II. Example Example (1)
A reactor equipped with a stirrer, reflux condenser, thermometer and dropping funnel was charged with 430 g of ion-exchanged water and 6.0 g of the emulsifier for emulsion polymerization (1) of the present invention shown in Table 1, and the system was replaced with nitrogen gas. did. Separately, 150 g (1.50 mol) of methyl methacrylate and 150 g (1.17 mol) of butyl acrylate were mixed, and 60 g of this mixed monomer was reacted with 0.60 g (4.1 × 10 ⁻³ mol) of ammonium persulfate. In addition to the container, the temperature was raised to 80 ° C. and prepolymerization was performed. From 10 minutes after the start of the prepolymerization, the remaining mixed monomer was added dropwise over 3 hours, and further aged at the same temperature for 1 hour to obtain a resin emulsion.
About the obtained resin emulsion, the amount of aggregates, solid content, and foamability were measured according to the following evaluation methods. The results are shown in Table 2.

Description of evaluation method Aggregate amount: The resin emulsion after emulsion polymerization is filtered through a 200-mesh nylon cloth, and the weight of the residue after drying is evaluated in terms of% by weight based on the total monomers.
Solid content: About 1 g of the resin emulsion was weighed into an aluminum cup, and the weight after drying for 2 hours with a dryer at 105 ° C. was evaluated in terms of% by weight relative to the resin emulsion before drying.
Foaming property: The resin emulsion was diluted 2-fold with ion-exchanged water, placed in a 100 mL graduated cylinder with a stopper, shaken for 20 seconds, and evaluated by the amount of foam after standing.
Stability over time: The resin emulsion was placed in a 100 mL glass container, sealed and stored at 25 ° C., and the separation state of the resin emulsion was visually confirmed.
○: No separation △; Some separation ×: Clear separation

Examples (2) to (5)
For the emulsifiers (2) to (5) for emulsion polymerization of the present invention shown in Table 1, resin emulsions were prepared in the same manner as in Example (1), and the same evaluation method was performed. The results are shown in Table 2.

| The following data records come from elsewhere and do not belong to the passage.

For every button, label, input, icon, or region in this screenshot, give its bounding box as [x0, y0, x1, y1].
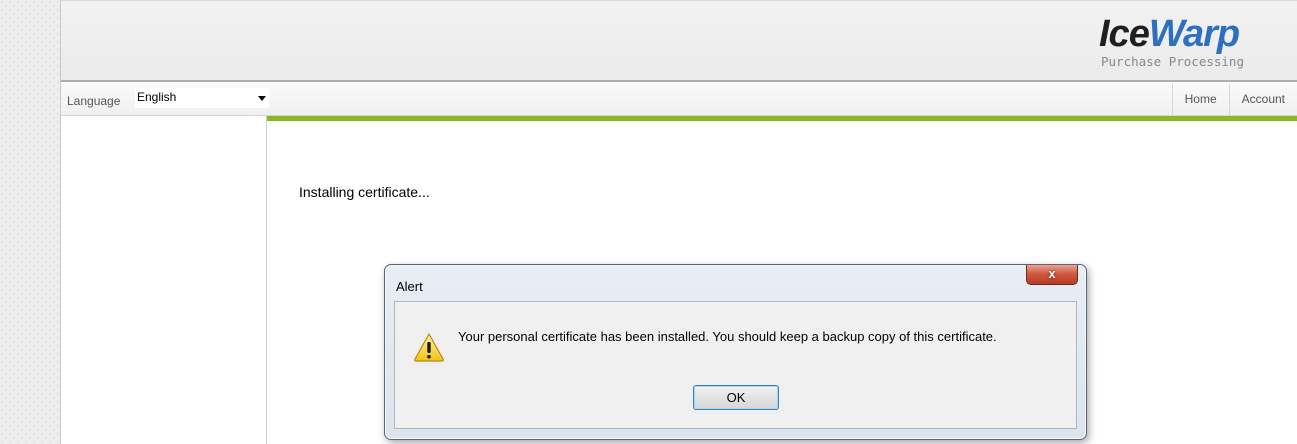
- language-select-value: English: [137, 90, 177, 104]
- warning-icon: [414, 333, 444, 362]
- nav-home-link[interactable]: Home: [1171, 84, 1229, 115]
- chevron-down-icon[interactable]: [258, 96, 266, 101]
- alert-dialog: Alert x Your personal certificate has be…: [384, 264, 1087, 440]
- status-message: Installing certificate...: [299, 184, 430, 200]
- ok-button[interactable]: OK: [693, 385, 779, 410]
- icewarp-logo: IceWarp Purchase Processing: [1099, 15, 1259, 69]
- logo-wordmark: IceWarp: [1099, 15, 1259, 53]
- logo-text-warp: Warp: [1148, 13, 1240, 55]
- header: IceWarp Purchase Processing: [61, 0, 1297, 82]
- dialog-body: Your personal certificate has been insta…: [394, 301, 1077, 429]
- language-label: Language: [67, 94, 121, 108]
- language-select[interactable]: English: [135, 88, 269, 108]
- dialog-title: Alert: [396, 279, 423, 294]
- sidebar: [61, 116, 267, 444]
- top-nav: Home Account: [1171, 84, 1297, 115]
- dialog-message: Your personal certificate has been insta…: [458, 329, 997, 344]
- browser-page: IceWarp Purchase Processing Language Eng…: [0, 0, 1297, 444]
- logo-subtitle: Purchase Processing: [1101, 54, 1244, 69]
- close-icon[interactable]: x: [1027, 265, 1077, 283]
- toolbar: Language English Home Account: [61, 84, 1297, 116]
- close-button[interactable]: x: [1026, 265, 1078, 285]
- logo-text-ice: Ice: [1099, 13, 1150, 55]
- nav-account-link[interactable]: Account: [1228, 84, 1297, 115]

Comparative examples (1) to (3)
As a comparative control, comparative compound (1) poly (10 mol) sodium oxyethylene nonylphenyl ether sulfate, comparative compound (2) poly (9 mol) sodium oxyethylene nonylphenyl ether sodium phosphate, comparative compound (3) poly (40 mol) Oxyethylene nonyl phenyl ether and comparative compound (4) Poly (10 mol) oxyethylene lauryl ether sodium sulfate were subjected to emulsion polymerization and evaluation in the same manner as in Example (1). The results are shown in Table 2 as Comparative Examples (1) to (3).

Claims (6)

The following general formula (1)

(However, R represents a rosin residue, A represents an alkylene group having 2 to 4 carbon atoms, n represents an integer of 0 to 100, and X represents a hydrogen atom, an anionic hydrophilic group or a salt thereof). Emulsifier for emulsion polymerization. The emulsifier for emulsion polymerization according to claim 1, wherein R in the general formula (1) is a disproportionated rosin residue. n is 1 to 30 integer, X is _-SO 3 M (M is a hydrogen atom, a metal atom, ammonium or substituted ammonium) a emulsifier for emulsion polymerization according to claim 1 or 2. n is 1 to 30 integer, X is _-PO 3 _{M 2} or> _PO 2 M (M is a hydrogen atom, a metal atom, ammonium or substituted ammonium) a emulsifier for emulsion polymerization according to claim 1 or 2. The emulsifier for emulsion polymerization according to claim 1 or 2, wherein n is an integer of 5 to 70, and X is a hydrogen atom. A method for producing a resin emulsion, comprising subjecting an unsaturated monomer to emulsion polymerization in the presence of any of the emulsifiers for emulsion polymerization described in any one of claims 1 to 5.